People are always changing. If you believe you know who your partner was yesterday, maybe you are missing out on who is in front of you today — and today’s version is likely to be a lot more interesting than the version you think you know.
Here’s how to keep yourself, and your partner, fresh for one another.
1. Tune into your fantasies.
A universally accepted notion of healing is that life energy is vital only when it moves. If your sexual life energy is not moving, it might not be vital.
Get your energy moving. Have fun with your partner by engaging in fantasy. If you can do that, you will see your entire relationship improve.
Discover how the sexual energies can lead you into new dimensions of intimacy and spontaneity.
2) Mind your meters.
If you’re eating the same kind of meal, talking the same walk, or watching the same TV show you did yesterday, you probably aren’t recognizing your and your partner’s unique set of needs today. My wife and I call this “checking our meters.”
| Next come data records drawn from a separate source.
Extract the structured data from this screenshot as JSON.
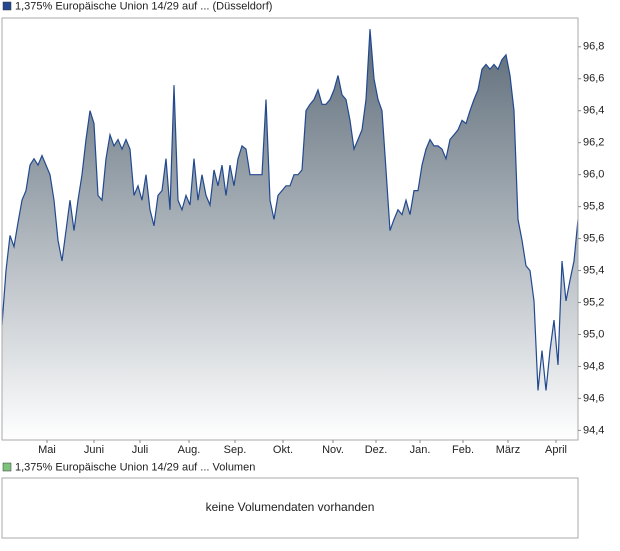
{
  "chart_data": {
    "type": "area",
    "series": [
      {
        "name": "1,375% Europäische Union 14/29 auf ... (Düsseldorf)",
        "color": "#22498f",
        "fill": "#5c6b78",
        "values": [
          95.06,
          95.4,
          95.62,
          95.55,
          95.7,
          95.84,
          95.9,
          96.06,
          96.1,
          96.06,
          96.12,
          96.06,
          96.0,
          95.84,
          95.59,
          95.46,
          95.65,
          95.84,
          95.65,
          95.84,
          96.0,
          96.22,
          96.4,
          96.32,
          95.87,
          95.84,
          96.1,
          96.25,
          96.18,
          96.22,
          96.16,
          96.22,
          96.16,
          95.87,
          95.93,
          95.84,
          96.0,
          95.78,
          95.68,
          95.87,
          95.9,
          96.1,
          95.78,
          96.56,
          95.84,
          95.78,
          95.87,
          95.81,
          96.1,
          95.84,
          96.0,
          95.87,
          95.81,
          96.03,
          95.93,
          96.06,
          95.87,
          96.06,
          95.93,
          96.1,
          96.18,
          96.16,
          96.0,
          96.0,
          96.0,
          96.0,
          96.47,
          95.84,
          95.72,
          95.87,
          95.9,
          95.93,
          95.93,
          96.0,
          96.0,
          96.03,
          96.4,
          96.44,
          96.47,
          96.53,
          96.44,
          96.44,
          96.47,
          96.53,
          96.62,
          96.5,
          96.47,
          96.34,
          96.16,
          96.22,
          96.28,
          96.47,
          96.91,
          96.6,
          96.47,
          96.4,
          96.03,
          95.65,
          95.72,
          95.78,
          95.75,
          95.84,
          95.75,
          95.9,
          95.9,
          96.06,
          96.16,
          96.22,
          96.18,
          96.18,
          96.16,
          96.1,
          96.22,
          96.25,
          96.28,
          96.34,
          96.32,
          96.4,
          96.47,
          96.53,
          96.66,
          96.69,
          96.66,
          96.69,
          96.66,
          96.72,
          96.75,
          96.62,
          96.4,
          95.72,
          95.59,
          95.43,
          95.4,
          95.21,
          94.65,
          94.9,
          94.65,
          94.9,
          95.09,
          94.81,
          95.46,
          95.21,
          95.34,
          95.46,
          95.72
        ]
      }
    ],
    "xlim": [
      0,
      144
    ],
    "xticks": [
      {
        "value": 11.25,
        "label": "Mai"
      },
      {
        "value": 23,
        "label": "Juni"
      },
      {
        "value": 34.5,
        "label": "Juli"
      },
      {
        "value": 46.75,
        "label": "Aug."
      },
      {
        "value": 58.25,
        "label": "Sep."
      },
      {
        "value": 70.25,
        "label": "Okt."
      },
      {
        "value": 82.75,
        "label": "Nov."
      },
      {
        "value": 93.5,
        "label": "Dez."
      },
      {
        "value": 104.5,
        "label": "Jan."
      },
      {
        "value": 115.25,
        "label": "Feb."
      },
      {
        "value": 126.5,
        "label": "März"
      },
      {
        "value": 138.5,
        "label": "April"
      }
    ],
    "ylim": [
      94.34,
      96.98
    ],
    "yticks": [
      {
        "value": 94.4,
        "label": "94,4"
      },
      {
        "value": 94.6,
        "label": "94,6"
      },
      {
        "value": 94.8,
        "label": "94,8"
      },
      {
        "value": 95.0,
        "label": "95,0"
      },
      {
        "value": 95.2,
        "label": "95,2"
      },
      {
        "value": 95.4,
        "label": "95,4"
      },
      {
        "value": 95.6,
        "label": "95,6"
      },
      {
        "value": 95.8,
        "label": "95,8"
      },
      {
        "value": 96.0,
        "label": "96,0"
      },
      {
        "value": 96.2,
        "label": "96,2"
      },
      {
        "value": 96.4,
        "label": "96,4"
      },
      {
        "value": 96.6,
        "label": "96,6"
      },
      {
        "value": 96.8,
        "label": "96,8"
      }
    ],
    "grid": false
  },
  "volume_panel": {
    "legend": "1,375% Europäische Union 14/29 auf ... Volumen",
    "color": "#7cc47c",
    "message": "keine Volumendaten vorhanden"
  }
}
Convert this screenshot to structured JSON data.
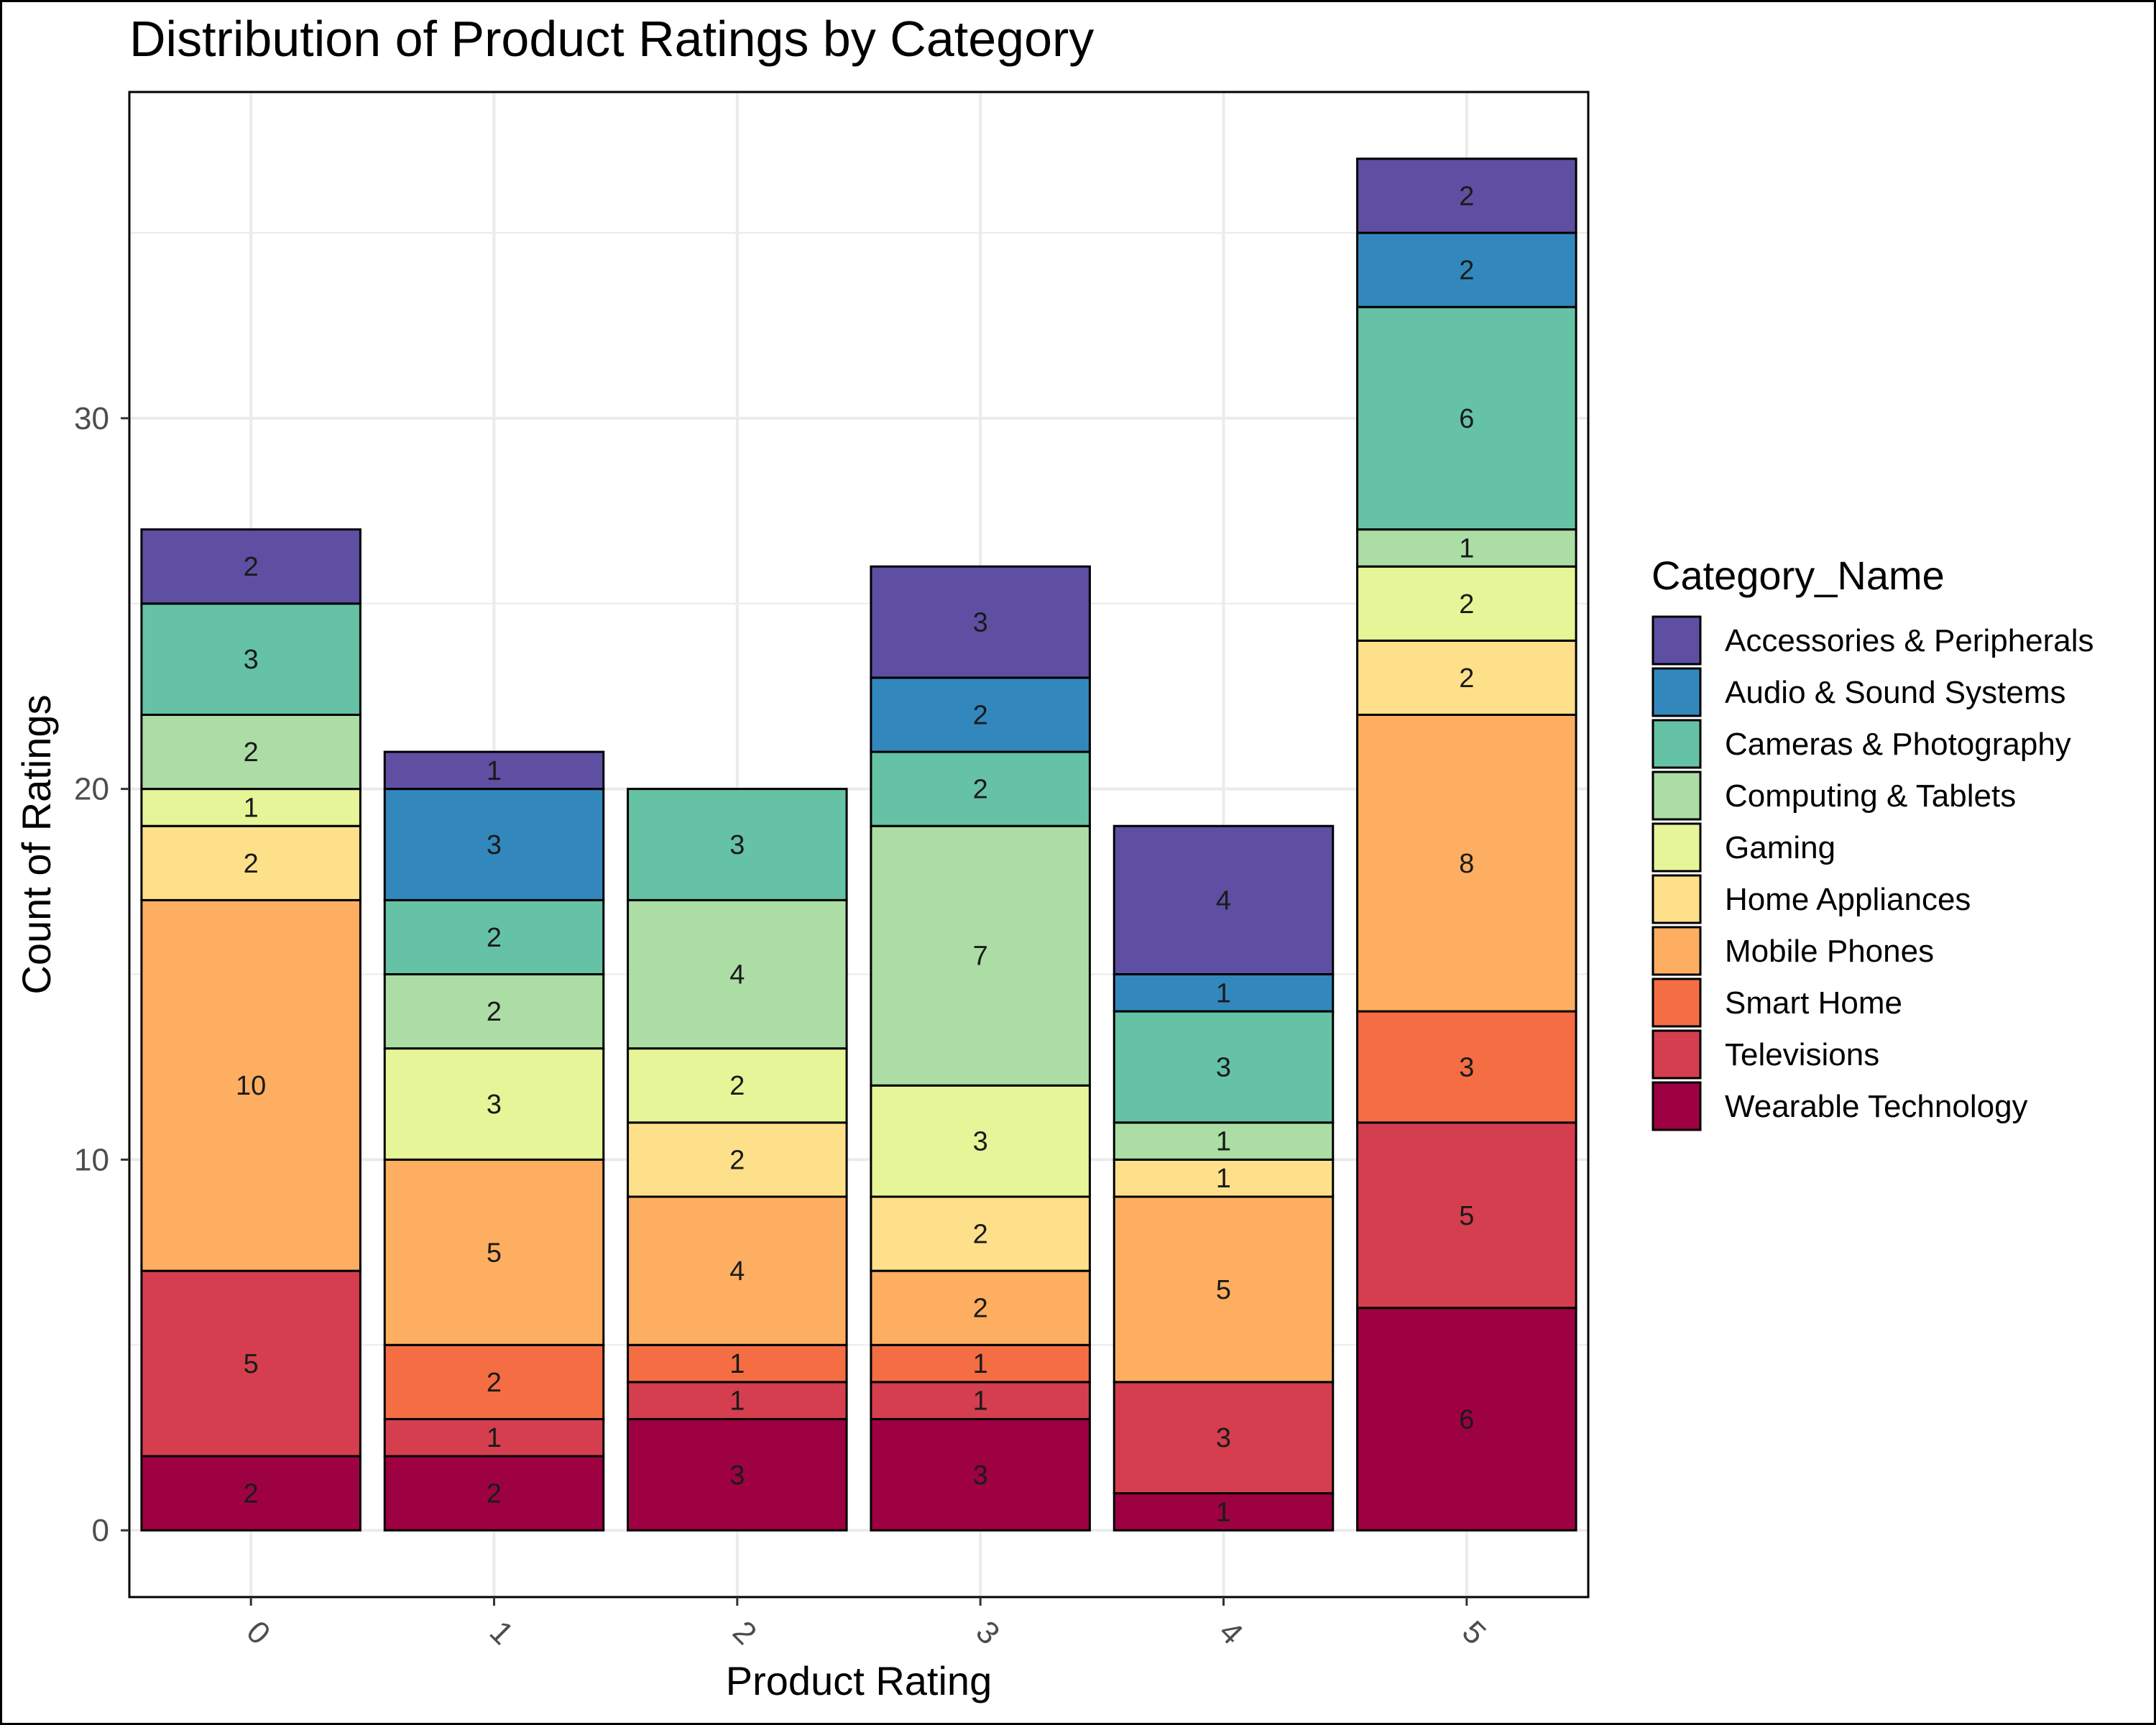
{
  "chart_data": {
    "type": "bar",
    "stacked": true,
    "title": "Distribution of Product Ratings by Category",
    "xlabel": "Product Rating",
    "ylabel": "Count of Ratings",
    "categories": [
      "0",
      "1",
      "2",
      "3",
      "4",
      "5"
    ],
    "yticks": [
      0,
      10,
      20,
      30
    ],
    "ylim": [
      -1.8,
      38.8
    ],
    "grid": true,
    "legend": {
      "title": "Category_Name",
      "position": "right"
    },
    "series": [
      {
        "name": "Accessories & Peripherals",
        "color": "#5e4fa2",
        "values": [
          2,
          1,
          0,
          3,
          4,
          2
        ]
      },
      {
        "name": "Audio & Sound Systems",
        "color": "#3288bd",
        "values": [
          0,
          3,
          0,
          2,
          1,
          2
        ]
      },
      {
        "name": "Cameras & Photography",
        "color": "#66c2a5",
        "values": [
          3,
          2,
          3,
          2,
          3,
          6
        ]
      },
      {
        "name": "Computing & Tablets",
        "color": "#abdda4",
        "values": [
          2,
          2,
          4,
          7,
          1,
          1
        ]
      },
      {
        "name": "Gaming",
        "color": "#e6f598",
        "values": [
          1,
          3,
          2,
          3,
          0,
          2
        ]
      },
      {
        "name": "Home Appliances",
        "color": "#fee08b",
        "values": [
          2,
          0,
          2,
          2,
          1,
          2
        ]
      },
      {
        "name": "Mobile Phones",
        "color": "#fdae61",
        "values": [
          10,
          5,
          4,
          2,
          5,
          8
        ]
      },
      {
        "name": "Smart Home",
        "color": "#f46d43",
        "values": [
          0,
          2,
          1,
          1,
          0,
          3
        ]
      },
      {
        "name": "Televisions",
        "color": "#d53e4f",
        "values": [
          5,
          1,
          1,
          1,
          3,
          5
        ]
      },
      {
        "name": "Wearable Technology",
        "color": "#9e0142",
        "values": [
          2,
          2,
          3,
          3,
          1,
          6
        ]
      }
    ]
  }
}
You might have an exercise meter today that needs attention. There might be a romancemeter. There might be a dessert meter tonight, when there wasn’t last night. These meters need attention, and so do your partner’s.
Get in the practice of telling each other about your meters, and work together to pay attention to them. You’ll have a blast and discover new things about each other!
3) Check in about new big goals.
The original vision of your relationship for the future is not set in stone. Nothing you dreamed up previously been carved into destiny, and new dreams emerge all the time. If you’re sticking with the original dream, maybe you are not responding to the forces that are changing in your life.